Prof. Vincent Pecoraro

United States
Scientific Field
May, 2022 - August, 2022
May, 2023 - August, 2023
April, 2024 - July, 2024
LE STUDIUM Research Professorship 


University of Michigan - USA

In residence at

Molecular Biophysics Center (CBM) / CNRS - FR

Host scientist

Prof. Stéphane Petoud


Lanthanide Based Metallacrowns as Near-Infrared Emitting Biological Probes

Our objective is to prepare novel Near Infrared (NIR) emitting molecules that exploit the luminescence properties of lanthanides to serve as probes for biological systems. Metallacrowns will serve as platform as they are  a self-assembling class of molecules that possess superb luminescence properties, especially in the NIR. They can be prepared in large quantities and in high purity, an important advantage for biological optical imaging applications. They include sensitizing antenna and lanthanide emitters that allow for excellent emission.

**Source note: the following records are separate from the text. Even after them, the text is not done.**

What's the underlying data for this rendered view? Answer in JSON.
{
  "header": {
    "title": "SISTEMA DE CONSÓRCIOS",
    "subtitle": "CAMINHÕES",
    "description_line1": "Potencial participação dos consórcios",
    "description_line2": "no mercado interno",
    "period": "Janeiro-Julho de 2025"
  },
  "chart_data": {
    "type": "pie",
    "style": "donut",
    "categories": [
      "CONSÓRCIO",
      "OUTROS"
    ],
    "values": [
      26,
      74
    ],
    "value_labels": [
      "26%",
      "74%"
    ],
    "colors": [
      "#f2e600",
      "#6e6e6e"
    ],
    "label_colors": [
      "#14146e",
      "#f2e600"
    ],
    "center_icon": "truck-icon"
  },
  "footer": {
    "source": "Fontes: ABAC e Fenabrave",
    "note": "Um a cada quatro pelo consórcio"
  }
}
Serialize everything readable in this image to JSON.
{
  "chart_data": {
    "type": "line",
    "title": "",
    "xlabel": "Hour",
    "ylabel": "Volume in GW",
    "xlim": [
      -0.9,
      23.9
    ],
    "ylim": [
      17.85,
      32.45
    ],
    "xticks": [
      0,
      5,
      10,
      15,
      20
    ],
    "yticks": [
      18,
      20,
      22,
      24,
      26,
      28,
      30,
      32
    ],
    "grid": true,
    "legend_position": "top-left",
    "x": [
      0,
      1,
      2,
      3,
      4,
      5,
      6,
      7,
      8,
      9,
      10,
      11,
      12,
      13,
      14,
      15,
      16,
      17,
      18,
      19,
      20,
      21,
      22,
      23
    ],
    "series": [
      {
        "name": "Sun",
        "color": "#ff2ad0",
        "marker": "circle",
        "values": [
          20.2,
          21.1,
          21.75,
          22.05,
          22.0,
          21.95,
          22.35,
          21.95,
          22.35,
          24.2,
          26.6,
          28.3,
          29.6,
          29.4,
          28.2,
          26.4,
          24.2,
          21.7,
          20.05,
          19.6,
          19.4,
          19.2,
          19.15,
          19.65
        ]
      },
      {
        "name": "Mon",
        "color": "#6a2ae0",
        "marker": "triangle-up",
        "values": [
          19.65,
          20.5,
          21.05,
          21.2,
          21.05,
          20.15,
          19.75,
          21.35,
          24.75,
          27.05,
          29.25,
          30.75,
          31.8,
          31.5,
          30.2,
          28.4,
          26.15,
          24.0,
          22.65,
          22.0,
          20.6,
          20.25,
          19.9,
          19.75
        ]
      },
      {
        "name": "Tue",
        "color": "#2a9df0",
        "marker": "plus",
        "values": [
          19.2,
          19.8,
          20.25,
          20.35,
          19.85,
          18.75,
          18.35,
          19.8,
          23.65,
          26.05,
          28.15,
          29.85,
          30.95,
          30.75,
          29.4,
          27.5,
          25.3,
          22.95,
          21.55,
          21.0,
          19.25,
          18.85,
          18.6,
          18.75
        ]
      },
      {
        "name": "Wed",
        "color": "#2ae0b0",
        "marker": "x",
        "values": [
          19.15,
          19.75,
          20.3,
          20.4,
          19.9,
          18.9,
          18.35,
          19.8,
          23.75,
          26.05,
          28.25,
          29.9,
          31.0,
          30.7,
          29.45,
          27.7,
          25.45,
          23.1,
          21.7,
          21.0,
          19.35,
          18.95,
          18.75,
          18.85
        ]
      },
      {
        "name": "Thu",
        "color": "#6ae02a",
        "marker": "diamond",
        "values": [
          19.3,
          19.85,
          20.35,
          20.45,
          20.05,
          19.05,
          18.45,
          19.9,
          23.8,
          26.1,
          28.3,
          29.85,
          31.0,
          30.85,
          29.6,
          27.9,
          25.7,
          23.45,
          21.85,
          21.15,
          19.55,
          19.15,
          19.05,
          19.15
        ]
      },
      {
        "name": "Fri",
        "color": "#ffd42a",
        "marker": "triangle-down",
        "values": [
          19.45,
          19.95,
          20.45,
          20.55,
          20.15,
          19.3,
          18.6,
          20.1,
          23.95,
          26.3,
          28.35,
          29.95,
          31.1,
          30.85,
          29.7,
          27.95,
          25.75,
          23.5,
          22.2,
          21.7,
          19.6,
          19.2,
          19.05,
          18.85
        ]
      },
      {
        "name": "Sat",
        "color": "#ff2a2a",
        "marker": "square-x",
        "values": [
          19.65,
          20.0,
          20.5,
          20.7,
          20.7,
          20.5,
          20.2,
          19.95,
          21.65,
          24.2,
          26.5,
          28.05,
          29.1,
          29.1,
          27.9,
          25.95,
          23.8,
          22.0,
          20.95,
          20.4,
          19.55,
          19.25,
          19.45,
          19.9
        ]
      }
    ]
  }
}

They are straightforwardly functionalized, allowing preparation of derivatives that can be solubilized, converted into dendrimers or allow attachment of chromophores or targeting groups. We will examine two general classes of metallacrowns in this work: LnZn16 and Ln­2Ga8 based systems. LnZn16 are excellent NIR emitting compounds that have been shown to distinguish necrotic cell death from apoptosis and living HeLa cells. In addition, these compounds can simultaneous stain and image HeLa cells. We are now modifying the ligands to shift the spectral signature from the UV/Near visible range to longer wavelength excitation to enhance compatibility with cell and small animal bioimaging. We have also functionalized these compounds with alkyne groups in order to place biotin, PEG or antibodies onto to the metallacrown. The majority of the work will be completed with Ln­2Ga8 metallacrowns. These species can sensitive both visible and NIR emission. Furthermore, we have recently learned that they are outstanding nanothermometers that can measure temperature between 150-350 K (with precision of 0.1 K in the physiologic range). These molecules have been converted into poly(amidoamine)  dendrimers that cross HeLa cell membranes and are incorporated into endosomes. Thus, this system can directly measure temperatures in cell compartments. Other modifications include attaching long wavelength antenna, biotin, peptide dendrons, BSA and antibodies. All of these complexes will be evaluated in HeLa cells to assess whether they will serve as probes of cell type and physical properties (e.g., temperature).